2.2. In verband met de stelling van Thijssens B.V. dat de schade die zij door de tekortkoming van A lijdt, overeenkomt met het bedrag dat FHB Vastgoed B.V., in geval van veroordeling tot betaling van enig bedrag aan Asbestverwijdering Beekmans B.V. in de procedure tussen FHB Vastgoed B.V. en Asbestverwijdering Beekmans B.V., van Thijssens B.V. zal vorderen, inclusief de ter zake gemaakte kosten, is de onderhavige zaak in afwachting van de uitkomst van de hiervoor bedoelde procedure naar de parkeerrol verwezen. De rechtbank heeft Thijssens B.V. in de gelegenheid gesteld het eindvonnis in de procedure tussen FHB Vastgoed B.V. en Asbestverwijdering Beekmans B.V. in het geding te brengen.

2.3. Thijssens B.V. heeft het eindvonnis van de rechtbank Amsterdam d.d. 18 april 2007 in het geding gebracht. (…)

2.5. Thans staat vast dat FHB Vastgoed B.V. het bedrag van EUR 64.143,24 moet betalen. Voorts staat gelet op hetgeen de rechtbank in het tussenvonnis van 10 januari 2007 in r.o. 2.1.8. heeft overwogen vast, dat FHB Vastgoed B.V. voormeld bedrag op Thijssens B.V. zal verhalen.

2.6. Indachtig het standpunt van Thijssens B.V. (…) betekent het vorenstaande dat de schade van Thijssens B.V. moet worden begroot op EUR 64.143,24, zodat het gevorderde bedrag van EUR 53.281,08 met rente – daargelaten de vraag vanaf welk moment die rente verschuldigd zou zijn – toewijsbaar zou zijn geweest

2.7. Thijssens B.V heeft echter als productie een akte d.d. 17 juli 2007 met het opschrift “akte van verkoop en cessie van een vordering”in het geding gebracht.

(…)

2.8. (…)

De rechtbank stelt dan ook vast dat Thijssens B.V. haar vordering op A in eigendom heeft overgedragen aan FHB Vastgoed B.V. A stelt zich in zijn antwoord dan ook terecht op het standpunt dat Thijssens B.V. in de onderhavige procedure geen enkele titel meer heeft met betrekking tot de tegen A ingestelde vordering. Thijssens B.V. is geen rechthebbende meer van de vordering. Niettegenstaande wat in r.o. 2.6. is overwogen, moet de vordering daarom worden afgewezen.

(…)”

3. De vordering en het verweer

3.1. Beekmans vordert samengevat – bij vonnis, uitvoerbaar bij voorraad,

- Thijssens te bevelen tot het doen van een gerechtelijke verklaring;

- vast te stellen hetgeen aan Beekmans zal toekomen;

- Thijssens te veroordelen tot betaling of afgifte van hetgeen door de rechtbank is vastgesteld dat toekomt aan Beekmans, te vermeerderen met de wettelijke rente daarover vanaf 7 augustus 2007 tot de voldoening;

- Thijssens te veroordelen in de proceskosten.

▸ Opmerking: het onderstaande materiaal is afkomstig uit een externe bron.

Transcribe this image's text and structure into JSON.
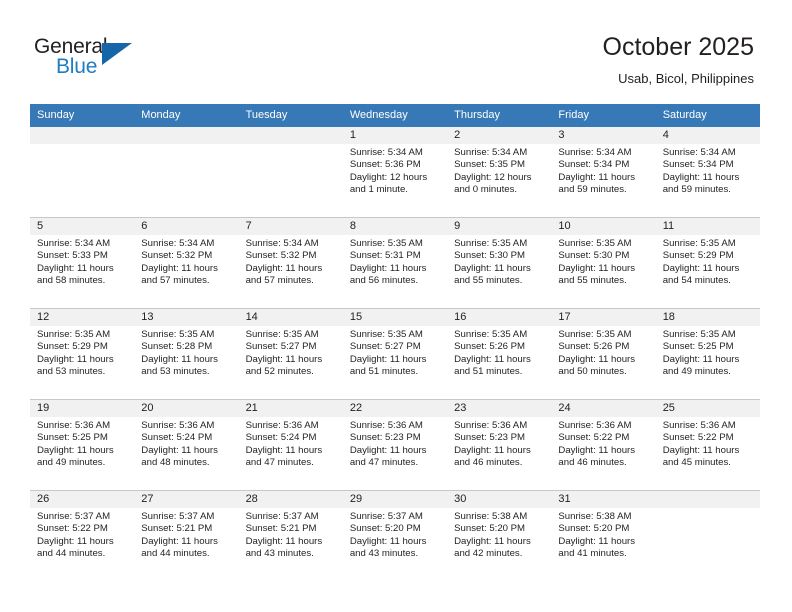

3.2. Beekmans heeft hiertoe aangevoerd dat mr. Boers op 8 juni 2007 in strijd met de waarheid heeft verklaard dat er tussen Thijssens en FHB geen enkele rechtsverhouding bestaat of heeft bestaan uit hoofde waarvan FHB op het tijdstip van het beslag nog iets van Thijssens had te vorderen, nu te vorderen heeft of nog te vorderen kan krijgen. Blijkens het vonnis van de rechtbank Amsterdam van 18 april 2007 heeft B als directeur van Thijssens, kennelijk ter comparitie in de procedure Thijssens contra A bij de rechtbank ’s-Hertogenbosch verklaard dat wanneer FHB wordt veroordeeld om aan Beekmans een bedrag te betalen, dit verhaald zal worden op Thijssens nu FHB ten behoeve van Thijssens heeft gehandeld in het geven van de reparatieopdracht. Hiermee geeft Thijssens de “voorwaardelijke”vordering van FHB op Thijssens toe respectievelijk geeft haar “voorwaardelijke “verplichting toe. De voorwaarde is in vervulling gegaan door het vonnis voornoemd, aldus Beekmans.

3.3. Thijssens heeft verweer gevoerd. Zij heeft primair betoogd dat Beekmans niet ontvankelijk is in haar vordering nu er geen enkele rechtsverhouding tussen Beekmans en Thijssens bestaat. Aan Beekmans komt niet het recht toe Thijssens in rechte te betrekken opdat zij veroordeeld zou worden om af te geven of te betalen wat volgens de rechtbank Beekmans zou blijken toe te komen. Voorts bestrijdt zij dat er door het vonnis van 18 april 2007 een rechtens afdwingbare verplichting zou zijn ontstaan.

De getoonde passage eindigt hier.